Monday, March 30, 2009

Gym Time

I find some sort of peace and while at the gym for some reason. There's just some sort of escape for me there with my music, running, and lifting really heavy things. Oftentimes, my homies would wave at me at the gym and I'd not notice because I'm off in my own little world. Also, I think that being an extrovert, I love being in a gym with lots of people rather than working out by myself. It's also why I love studying at Gateway or at Starbucks with all of its little sounds and such.
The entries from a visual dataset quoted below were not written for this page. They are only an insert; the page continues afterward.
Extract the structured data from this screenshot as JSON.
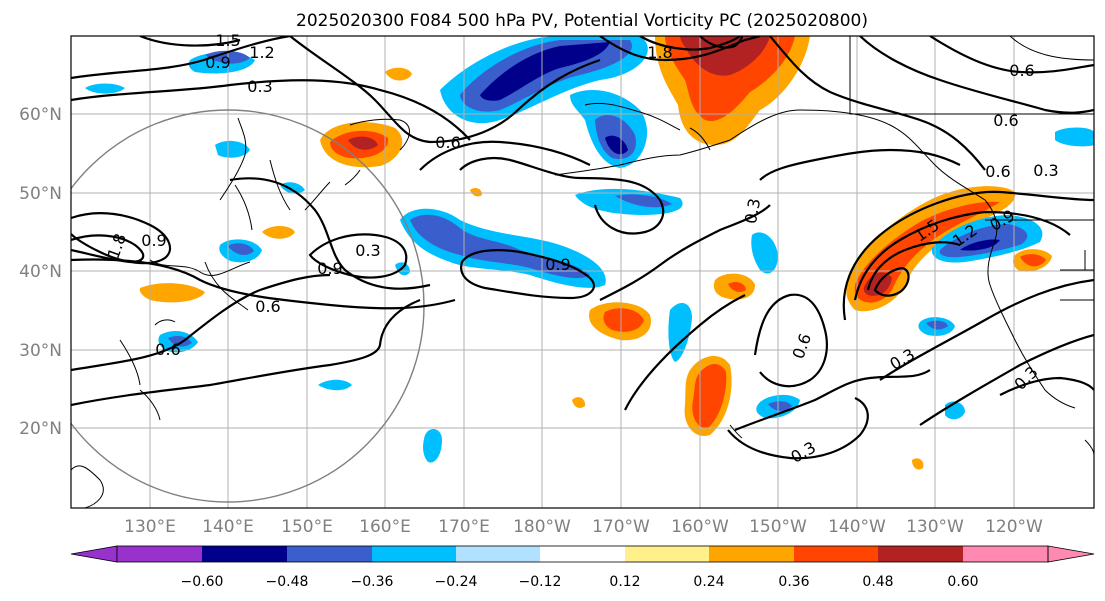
{
  "title": "2025020300 F084 500 hPa PV, Potential Vorticity PC (2025020800)",
  "map": {
    "lat_labels": [
      "60°N",
      "50°N",
      "40°N",
      "30°N",
      "20°N"
    ],
    "lon_labels": [
      "130°E",
      "140°E",
      "150°E",
      "160°E",
      "170°E",
      "180°W",
      "170°W",
      "160°W",
      "150°W",
      "140°W",
      "130°W",
      "120°W"
    ],
    "grid": true,
    "features": [
      "coastlines",
      "country-borders",
      "state-borders",
      "range-circle"
    ]
  },
  "contour_labels": [
    "1.5",
    "1.2",
    "0.9",
    "0.3",
    "0.6",
    "1.8",
    "0.6",
    "0.6",
    "0.6",
    "0.3",
    "0.3",
    "0.9",
    "0.9",
    "1.8",
    "0.9",
    "0.6",
    "0.6",
    "0.3",
    "0.6",
    "0.3",
    "0.3",
    "1.5",
    "1.2",
    "0.9",
    "0.3"
  ],
  "colorbar": {
    "ticks": [
      "−0.60",
      "−0.48",
      "−0.36",
      "−0.24",
      "−0.12",
      "0.12",
      "0.24",
      "0.36",
      "0.48",
      "0.60"
    ],
    "colors": [
      "#9932cc",
      "#00008b",
      "#3a5fcd",
      "#00bfff",
      "#b0e2ff",
      "#ffffff",
      "#fff08c",
      "#ffa500",
      "#ff4500",
      "#b22222",
      "#ff89b0"
    ],
    "extend": "both"
  },
  "fill_colors": {
    "neg_strong": "#00008b",
    "neg_mid": "#3a5fcd",
    "neg_weak": "#00bfff",
    "pos_weak": "#ffa500",
    "pos_mid": "#ff4500",
    "pos_strong": "#b22222",
    "pos_light": "#fff08c"
  }
}
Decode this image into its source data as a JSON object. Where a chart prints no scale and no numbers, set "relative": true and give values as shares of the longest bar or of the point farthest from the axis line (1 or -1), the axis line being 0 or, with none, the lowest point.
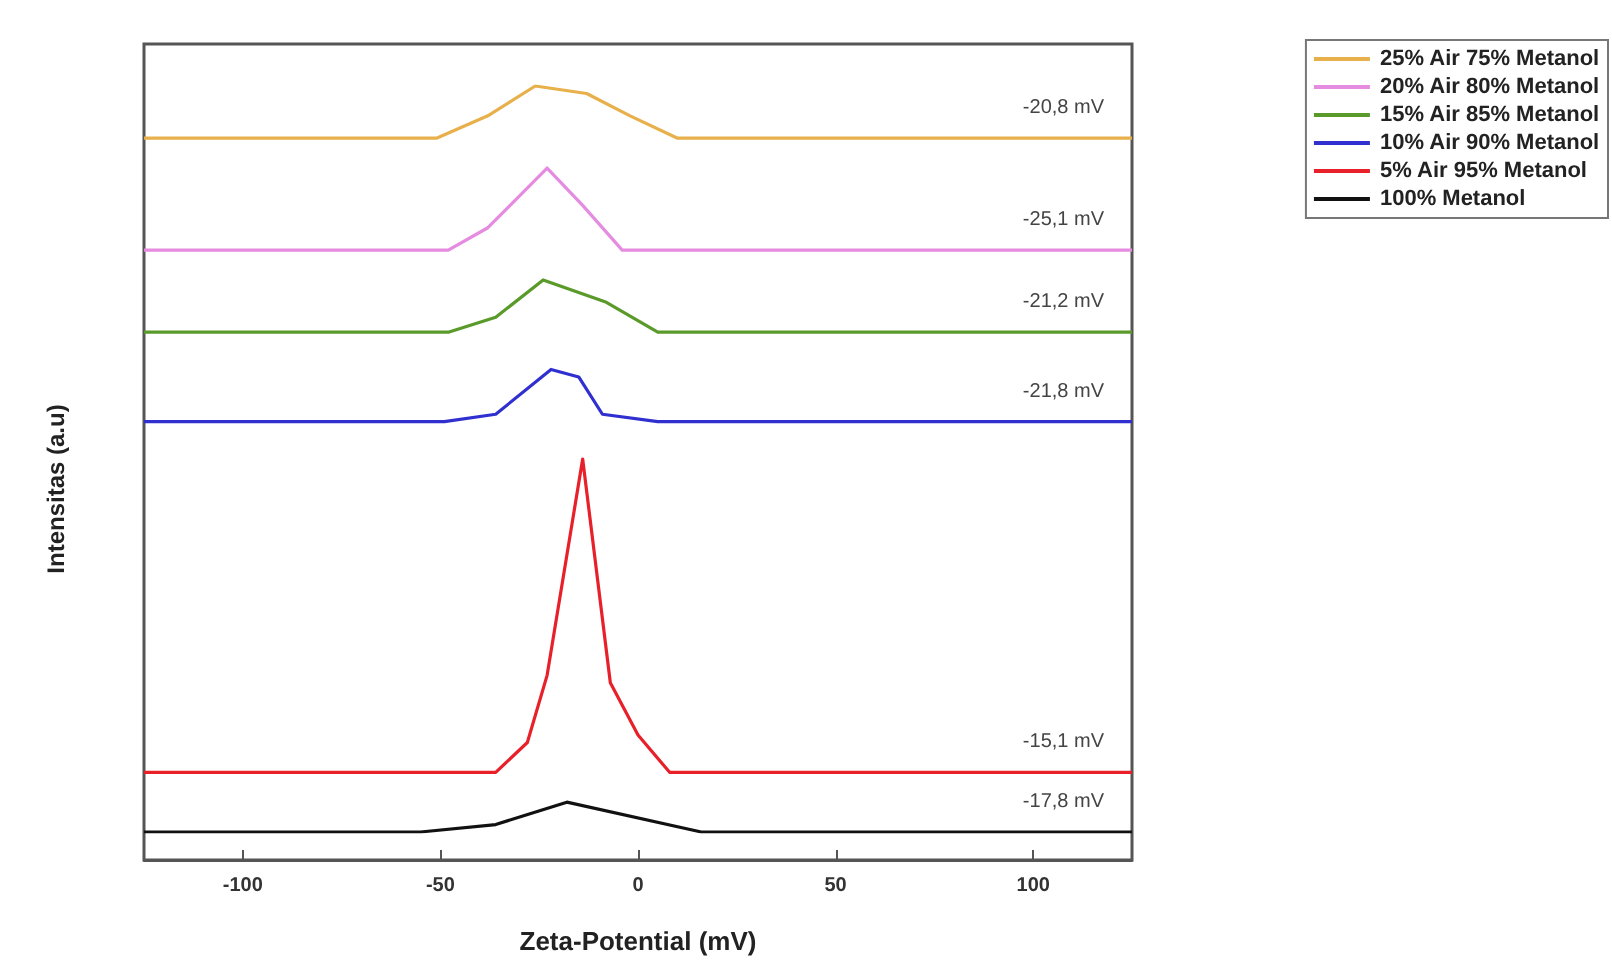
{
  "chart_data": {
    "type": "line",
    "relative": true,
    "xlabel": "Zeta-Potential (mV)",
    "ylabel": "Intensitas (a.u)",
    "xlim": [
      -125,
      125
    ],
    "xticks": [
      -100,
      -50,
      0,
      50,
      100
    ],
    "grid": false,
    "legend": "top right",
    "marker": "none",
    "line_style": "solid",
    "annotations": [
      "-20,8 mV",
      "-25,1 mV",
      "-21,2 mV",
      "-21,8 mV",
      "-15,1 mV",
      "-17,8 mV"
    ],
    "series": [
      {
        "name": "25% Air 75% Metanol",
        "color": "#e8b04a",
        "x": [
          -125,
          -51,
          -38,
          -26,
          -13,
          -2,
          10,
          125
        ],
        "values": [
          0.93,
          0.93,
          0.96,
          1,
          0.99,
          0.96,
          0.93,
          0.93
        ]
      },
      {
        "name": "20% Air 80% Metanol",
        "color": "#e58be0",
        "x": [
          -125,
          -48,
          -38,
          -23,
          -14,
          -4,
          125
        ],
        "values": [
          0.78,
          0.78,
          0.81,
          0.89,
          0.84,
          0.78,
          0.78
        ]
      },
      {
        "name": "15% Air 85% Metanol",
        "color": "#5a9a2a",
        "x": [
          -125,
          -48,
          -36,
          -24,
          -8,
          5,
          125
        ],
        "values": [
          0.67,
          0.67,
          0.69,
          0.74,
          0.71,
          0.67,
          0.67
        ]
      },
      {
        "name": "10% Air 90% Metanol",
        "color": "#3030d0",
        "x": [
          -125,
          -49,
          -36,
          -22,
          -15,
          -9,
          5,
          125
        ],
        "values": [
          0.55,
          0.55,
          0.56,
          0.62,
          0.61,
          0.56,
          0.55,
          0.55
        ]
      },
      {
        "name": "5% Air 95% Metanol",
        "color": "#e8202a",
        "x": [
          -125,
          -36,
          -28,
          -23,
          -14,
          -7,
          0,
          8,
          125
        ],
        "values": [
          0.08,
          0.08,
          0.12,
          0.21,
          0.5,
          0.2,
          0.13,
          0.08,
          0.08
        ]
      },
      {
        "name": "100% Metanol",
        "color": "#111111",
        "x": [
          -125,
          -55,
          -36,
          -18,
          16,
          125
        ],
        "values": [
          0,
          0,
          0.01,
          0.04,
          0,
          0
        ]
      }
    ]
  }
}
It's something I love to do and it's also something I do to get away and clear my head with all the little happenings in life. Maybe the secret to dealing with daily struggles is to immerse yourself into something that you're so passionate in. Unfortunately, I feel that many people "get away" by becoming workaholics. I know my dad is, he works to get away from the troubles of home and all that and maybe I'm starting to be like that. I've picked up more shifts at work, granted the money is pretty good too, but maybe I'm trying to find something and I'm using work and the gym to fufill that mystery want for now.

Thursday, March 26, 2009

Cultural and Language Barriers

A while ago, I went to a little pho restaurant near my house before heading off to school for one of my later classes. I went in, ordered, and ate. While I was eating, I couldn't help but notice a Caucasian man in the restaurant also ordering.

He was noticeably frustrated by the language barrier, but he eventually was able to get something. When they brought out the food, he had to send it back because it wasn't exactly what he ordered. It came back and it still wasn't what he ordered. Eventually he just got up, paid for his drink, and left.
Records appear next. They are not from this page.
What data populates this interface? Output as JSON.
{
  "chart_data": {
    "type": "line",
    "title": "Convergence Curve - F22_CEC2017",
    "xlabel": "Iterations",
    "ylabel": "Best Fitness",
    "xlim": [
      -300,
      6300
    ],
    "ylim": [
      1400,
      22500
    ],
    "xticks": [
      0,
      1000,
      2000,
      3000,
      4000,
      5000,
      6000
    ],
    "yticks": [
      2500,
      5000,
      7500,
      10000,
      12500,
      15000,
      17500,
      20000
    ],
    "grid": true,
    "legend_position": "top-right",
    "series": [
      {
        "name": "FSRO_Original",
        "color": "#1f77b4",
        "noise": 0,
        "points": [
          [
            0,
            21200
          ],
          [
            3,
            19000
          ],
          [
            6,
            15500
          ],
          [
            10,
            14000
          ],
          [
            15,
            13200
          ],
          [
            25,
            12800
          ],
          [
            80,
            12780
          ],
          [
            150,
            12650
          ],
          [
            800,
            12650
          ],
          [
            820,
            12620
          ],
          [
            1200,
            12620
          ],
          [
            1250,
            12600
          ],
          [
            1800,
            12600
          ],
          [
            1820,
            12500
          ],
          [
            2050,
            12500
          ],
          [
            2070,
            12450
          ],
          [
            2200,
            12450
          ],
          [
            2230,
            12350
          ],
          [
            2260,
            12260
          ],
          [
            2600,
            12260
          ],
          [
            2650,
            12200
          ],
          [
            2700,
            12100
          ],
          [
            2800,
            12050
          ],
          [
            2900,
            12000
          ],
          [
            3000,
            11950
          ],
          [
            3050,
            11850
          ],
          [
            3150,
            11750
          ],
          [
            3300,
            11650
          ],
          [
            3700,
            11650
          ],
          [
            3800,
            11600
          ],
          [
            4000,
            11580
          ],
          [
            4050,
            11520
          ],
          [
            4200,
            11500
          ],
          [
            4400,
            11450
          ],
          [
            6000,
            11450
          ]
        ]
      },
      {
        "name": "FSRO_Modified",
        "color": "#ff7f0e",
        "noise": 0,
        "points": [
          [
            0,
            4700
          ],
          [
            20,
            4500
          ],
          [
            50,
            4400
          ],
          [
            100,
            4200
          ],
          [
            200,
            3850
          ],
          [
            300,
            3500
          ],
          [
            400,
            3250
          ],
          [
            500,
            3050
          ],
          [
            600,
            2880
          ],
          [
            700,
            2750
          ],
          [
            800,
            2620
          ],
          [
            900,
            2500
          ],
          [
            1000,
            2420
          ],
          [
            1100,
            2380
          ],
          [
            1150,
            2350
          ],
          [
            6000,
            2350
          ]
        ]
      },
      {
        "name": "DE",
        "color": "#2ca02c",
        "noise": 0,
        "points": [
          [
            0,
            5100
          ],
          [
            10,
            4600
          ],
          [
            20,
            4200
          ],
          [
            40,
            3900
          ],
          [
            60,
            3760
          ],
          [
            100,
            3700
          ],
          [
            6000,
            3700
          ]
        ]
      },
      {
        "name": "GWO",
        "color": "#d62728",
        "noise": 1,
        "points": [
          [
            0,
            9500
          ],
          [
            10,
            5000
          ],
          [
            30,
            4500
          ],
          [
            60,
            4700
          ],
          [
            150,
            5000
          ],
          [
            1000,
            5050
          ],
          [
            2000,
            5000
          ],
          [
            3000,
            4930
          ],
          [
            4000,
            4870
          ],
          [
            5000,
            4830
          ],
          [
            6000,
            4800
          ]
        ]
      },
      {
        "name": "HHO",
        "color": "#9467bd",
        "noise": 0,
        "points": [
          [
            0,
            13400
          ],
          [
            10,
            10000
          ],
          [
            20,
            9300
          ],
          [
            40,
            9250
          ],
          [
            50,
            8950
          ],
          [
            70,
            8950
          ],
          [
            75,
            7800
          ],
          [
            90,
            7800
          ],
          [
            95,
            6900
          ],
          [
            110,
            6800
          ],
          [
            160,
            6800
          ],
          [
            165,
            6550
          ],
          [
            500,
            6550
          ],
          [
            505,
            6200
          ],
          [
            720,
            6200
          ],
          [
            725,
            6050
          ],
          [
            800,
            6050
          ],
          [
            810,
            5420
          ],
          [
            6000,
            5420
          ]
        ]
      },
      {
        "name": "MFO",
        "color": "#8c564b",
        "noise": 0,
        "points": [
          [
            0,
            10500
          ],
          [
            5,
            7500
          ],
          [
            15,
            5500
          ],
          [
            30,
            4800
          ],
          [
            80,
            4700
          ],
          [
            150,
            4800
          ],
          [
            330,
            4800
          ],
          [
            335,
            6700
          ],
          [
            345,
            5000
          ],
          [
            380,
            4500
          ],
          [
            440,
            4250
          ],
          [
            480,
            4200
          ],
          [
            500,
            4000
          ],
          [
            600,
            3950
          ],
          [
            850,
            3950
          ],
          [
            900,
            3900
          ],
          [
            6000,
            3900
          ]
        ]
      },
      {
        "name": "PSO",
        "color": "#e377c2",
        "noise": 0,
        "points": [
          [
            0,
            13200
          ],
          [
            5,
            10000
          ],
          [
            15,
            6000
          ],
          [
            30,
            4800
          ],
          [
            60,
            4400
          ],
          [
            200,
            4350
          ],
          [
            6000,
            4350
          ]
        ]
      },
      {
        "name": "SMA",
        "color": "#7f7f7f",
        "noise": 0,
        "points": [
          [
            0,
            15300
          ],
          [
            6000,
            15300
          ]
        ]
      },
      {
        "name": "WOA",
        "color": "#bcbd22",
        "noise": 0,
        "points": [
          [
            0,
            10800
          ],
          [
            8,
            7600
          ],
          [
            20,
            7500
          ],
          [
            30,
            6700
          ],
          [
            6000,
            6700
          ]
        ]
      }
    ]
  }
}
As I didn't know why I didn't offer my help. And I wondered, after he left, if I did help out, would it have helped make someone's day a little bit better? After all, why not, right? I speak Vietnamese, and he had trouble communicating, so why not right?
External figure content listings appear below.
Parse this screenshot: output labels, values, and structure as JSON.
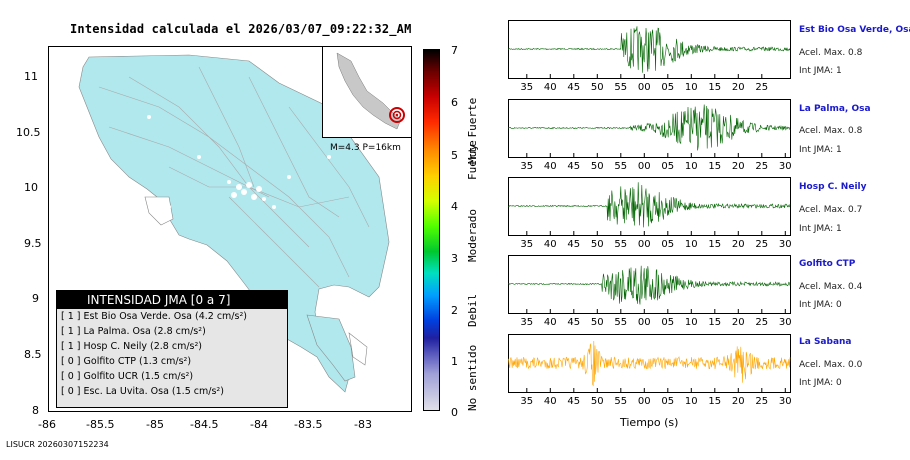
{
  "title": "Intensidad calculada el 2026/03/07_09:22:32_AM",
  "footer": "LISUCR 20260307152234",
  "map": {
    "y_ticks": [
      "11",
      "10.5",
      "10",
      "9.5",
      "9",
      "8.5",
      "8"
    ],
    "x_ticks": [
      "-86",
      "-85.5",
      "-85",
      "-84.5",
      "-84",
      "-83.5",
      "-83"
    ],
    "xlim": [
      -86,
      -82.5
    ],
    "ylim": [
      8,
      11.3
    ],
    "land_color": "#b0e8ee",
    "inset_label": "M=4.3 P=16km"
  },
  "legend": {
    "header": "INTENSIDAD JMA [0 a 7]",
    "items": [
      "[ 1 ]  Est Bio Osa Verde. Osa (4.2 cm/s²)",
      "[ 1 ]  La Palma. Osa (2.8 cm/s²)",
      "[ 1 ]  Hosp C. Neily (2.8 cm/s²)",
      "[ 0 ]  Golfito CTP (1.3 cm/s²)",
      "[ 0 ]  Golfito UCR (1.5 cm/s²)",
      "[ 0 ]  Esc. La Uvita. Osa (1.5 cm/s²)"
    ]
  },
  "colorbar": {
    "ticks": [
      "7",
      "6",
      "5",
      "4",
      "3",
      "2",
      "1",
      "0"
    ],
    "levels": [
      "Muy Fuerte",
      "Fuerte",
      "Moderado",
      "Debil",
      "No sentido"
    ]
  },
  "chart_data": [
    {
      "type": "line",
      "name": "Est Bio Osa Verde, Osa",
      "acel_label": "Acel. Max. 0.8",
      "int_label": "Int JMA: 1",
      "color": "#006400",
      "x_ticks": [
        "35",
        "40",
        "45",
        "50",
        "55",
        "00",
        "05",
        "10",
        "15",
        "20",
        "25"
      ],
      "signal_onset_s": 55,
      "peak_at_s": 60
    },
    {
      "type": "line",
      "name": "La Palma, Osa",
      "acel_label": "Acel. Max. 0.8",
      "int_label": "Int JMA: 1",
      "color": "#006400",
      "x_ticks": [
        "35",
        "40",
        "45",
        "50",
        "55",
        "00",
        "05",
        "10",
        "15",
        "20",
        "25",
        "30"
      ],
      "signal_onset_s": 57,
      "peak_at_s": 72
    },
    {
      "type": "line",
      "name": "Hosp C. Neily",
      "acel_label": "Acel. Max. 0.7",
      "int_label": "Int JMA: 1",
      "color": "#006400",
      "x_ticks": [
        "35",
        "40",
        "45",
        "50",
        "55",
        "00",
        "05",
        "10",
        "15",
        "20",
        "25",
        "30"
      ],
      "signal_onset_s": 52,
      "peak_at_s": 58
    },
    {
      "type": "line",
      "name": "Golfito CTP",
      "acel_label": "Acel. Max. 0.4",
      "int_label": "Int JMA: 0",
      "color": "#006400",
      "x_ticks": [
        "35",
        "40",
        "45",
        "50",
        "55",
        "00",
        "05",
        "10",
        "15",
        "20",
        "25",
        "30"
      ],
      "signal_onset_s": 51,
      "peak_at_s": 58
    },
    {
      "type": "line",
      "name": "La Sabana",
      "acel_label": "Acel. Max. 0.0",
      "int_label": "Int JMA: 0",
      "color": "#ffa500",
      "x_ticks": [
        "35",
        "40",
        "45",
        "50",
        "55",
        "00",
        "05",
        "10",
        "15",
        "20",
        "25",
        "30"
      ],
      "signal_onset_s": 31,
      "peak_at_s": 80
    }
  ],
  "x_axis_label": "Tiempo (s)"
}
They say that the decisions that we make today are due to the decisions we've made in the past. Every time we do something, we wonder, if only for a brief moment, "Hey, what happened last time I did this?" It is also said that we're the sum of our mistakes and experiences, so perhaps we all get distinct quirks of our personality from something from our past.

Tuesday, March 17, 2009

Feelin' New

It's been hella years since my injury where I broke my ankle. Whenever I tried to run, it'd always hurt after about five minutes, and I'd stop and do something less intensive, like the elliptical machine or the stair master (the stair master is an evil, evil machine, btw) And so, without changing my eating habits (pho or BCD after a late night partying, KBBQ twice a week, All you can eat such, and other things that should be taken in moderation, I mean, did you know one shot of tequila has 200 calories?) my figure noticeably got bigger. =(

So one day I woke up, went to the ARC and went on the treadmill, and ran. I was tuning out on with my music when I checked the time, I had been running for ten minutes, and I was still doing fine. I ended up finishing with 20 minutes. Thinking it was only a one day occurance, I went back the next day, then the next day, and the next day, and I realized, hey, I can finally run again.

And it may seem a little trivial, how important running is, and as cliche as this might sound, but until that abillity has been taken away from you, you don't really realize the importance of such things until then. So it's been fun running these past few days (finals week notwithstanding).

It's the small things in life that keep us running through it, don't you think?